Откровенно говоря, очень хотелось обратиться к нему на «вы», но как-то нелепо так обращаться к любовнику.

— Встречаю тебя, — с улыбкой ответил наглый дракон.

— И зачем же? — приподняла брови я в деланном недоумении.

— Ты полагаешь, стоит разговаривать об этом здесь? — поинтересовался Шемитт с ленивой усмешкой и указал глазами на автомобиль.

Я досадливо прикусила губу, но не стала спорить. Здесь не место для сцен.

— Хорошо, поехали, — согласилась я, позволяя усадить себя в машину.

До моего дома доехали молча: у меня сильно разболелась голова, а Шемитт всецело отдался процессу вождения.

Звуки и яркий свет били по нервам ножом, а от мысли, что сейчас придется что-то объяснять Шемитту, к горлу подкатывал ком.

Наконец машина остановилась, и Шемитт помог мне выйти. Он встревожено заглянул мне в лицо, но ничего не сказал, только обхватил за талию, поддерживая без слов.

В тот момент мне было все равно. Даже умиротворяющий вид мамочек с колясками, которые расположились у подъезда и хвастались своими чадами, нисколько не улучшил моего настроения. Хотя обычно малыши настолько умилительны, что поневоле расплываешься в улыбке…

Оказавшись наконец дома, я жестом пригласила Шемитта проходить и отправилась в ванную. Смыла косметику, тщательно умылась холодной водой, и плевать на внешний вид.

Хотелось, чтобы меня просто оставили в покое. Я посмотрела в зеркало на свое бледное лицо и решила, выслушаю Шемитта и постараюсь спровадить. Все равно он не оставит меня в покое, раз уж явился.

С этой мыслью я вышла из ванной и направилась в гостиную.

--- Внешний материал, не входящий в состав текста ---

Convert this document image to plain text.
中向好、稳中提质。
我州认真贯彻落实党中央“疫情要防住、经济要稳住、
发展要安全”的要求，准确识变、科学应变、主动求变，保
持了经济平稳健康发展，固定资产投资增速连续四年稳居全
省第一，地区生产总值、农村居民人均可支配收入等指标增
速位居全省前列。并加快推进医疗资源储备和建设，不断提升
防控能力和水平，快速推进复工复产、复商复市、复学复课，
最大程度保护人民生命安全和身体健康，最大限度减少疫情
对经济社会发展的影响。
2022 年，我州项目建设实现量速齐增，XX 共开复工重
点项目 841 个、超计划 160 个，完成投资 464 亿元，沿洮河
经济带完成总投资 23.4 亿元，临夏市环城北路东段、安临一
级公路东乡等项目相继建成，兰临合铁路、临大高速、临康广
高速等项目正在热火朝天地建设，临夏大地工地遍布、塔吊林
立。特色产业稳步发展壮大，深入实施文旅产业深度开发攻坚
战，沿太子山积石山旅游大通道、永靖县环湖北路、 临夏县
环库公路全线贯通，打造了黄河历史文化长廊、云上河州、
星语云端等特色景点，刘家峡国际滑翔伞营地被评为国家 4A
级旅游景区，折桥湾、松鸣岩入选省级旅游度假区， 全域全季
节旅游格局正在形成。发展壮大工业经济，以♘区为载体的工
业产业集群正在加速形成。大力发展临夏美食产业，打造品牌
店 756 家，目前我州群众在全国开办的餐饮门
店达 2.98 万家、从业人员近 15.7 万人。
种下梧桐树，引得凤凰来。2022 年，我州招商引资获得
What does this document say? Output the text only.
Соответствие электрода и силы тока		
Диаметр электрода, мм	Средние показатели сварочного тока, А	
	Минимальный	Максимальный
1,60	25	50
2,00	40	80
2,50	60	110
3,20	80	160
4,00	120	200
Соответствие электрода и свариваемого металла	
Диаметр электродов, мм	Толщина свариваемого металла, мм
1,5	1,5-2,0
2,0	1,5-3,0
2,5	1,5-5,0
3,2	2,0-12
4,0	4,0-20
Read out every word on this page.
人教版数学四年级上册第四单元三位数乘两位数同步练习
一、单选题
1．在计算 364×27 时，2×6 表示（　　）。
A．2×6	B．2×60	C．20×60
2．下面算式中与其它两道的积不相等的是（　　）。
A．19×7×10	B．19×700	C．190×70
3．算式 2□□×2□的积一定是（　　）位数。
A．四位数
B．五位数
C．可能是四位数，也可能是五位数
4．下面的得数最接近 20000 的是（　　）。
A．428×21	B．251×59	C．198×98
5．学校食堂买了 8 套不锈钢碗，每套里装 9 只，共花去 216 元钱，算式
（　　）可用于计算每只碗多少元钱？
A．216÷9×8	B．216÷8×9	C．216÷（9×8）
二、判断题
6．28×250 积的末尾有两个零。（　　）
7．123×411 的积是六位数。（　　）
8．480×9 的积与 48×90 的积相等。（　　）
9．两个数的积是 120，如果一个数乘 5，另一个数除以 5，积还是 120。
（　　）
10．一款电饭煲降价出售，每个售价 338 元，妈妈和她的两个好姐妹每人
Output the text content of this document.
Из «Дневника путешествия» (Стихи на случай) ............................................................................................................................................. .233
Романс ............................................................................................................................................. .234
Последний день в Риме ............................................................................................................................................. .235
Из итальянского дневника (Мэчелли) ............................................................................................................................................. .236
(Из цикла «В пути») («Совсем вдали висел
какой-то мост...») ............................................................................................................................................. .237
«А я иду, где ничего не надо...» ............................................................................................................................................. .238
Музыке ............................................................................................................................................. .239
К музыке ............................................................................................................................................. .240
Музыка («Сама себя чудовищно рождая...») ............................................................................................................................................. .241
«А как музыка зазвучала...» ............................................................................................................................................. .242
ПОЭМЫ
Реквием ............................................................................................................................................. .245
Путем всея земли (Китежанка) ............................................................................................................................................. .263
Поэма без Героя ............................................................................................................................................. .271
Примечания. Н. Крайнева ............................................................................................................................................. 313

Он мерил шагами комнату, но при моем появлении замер. Огненные глаза казались теплыми и ласковыми, на губах играла нежная улыбка… Как будто он никуда не пропадал!

— Зачем ты приехал? — Опустившись в кресло, устало поинтересовалась я.

— Ты не рада меня видеть? — ответил он вопросом на вопрос, садясь на диван напротив.

— Почему же? Рада. — Я пожала плечами и поморщилась, поскольку от этого неосторожного движения боль в голове усилилась.

— Что с тобой? — обеспокоенно спросил Шемитт, заметив мою гримасу. — Ты как-то странно себя ведешь. Тебе плохо?

— Голова болит, — призналась я, потирая висок.

— Посмотри мне в глаза. — Велел он, осторожно взяв меня за руку.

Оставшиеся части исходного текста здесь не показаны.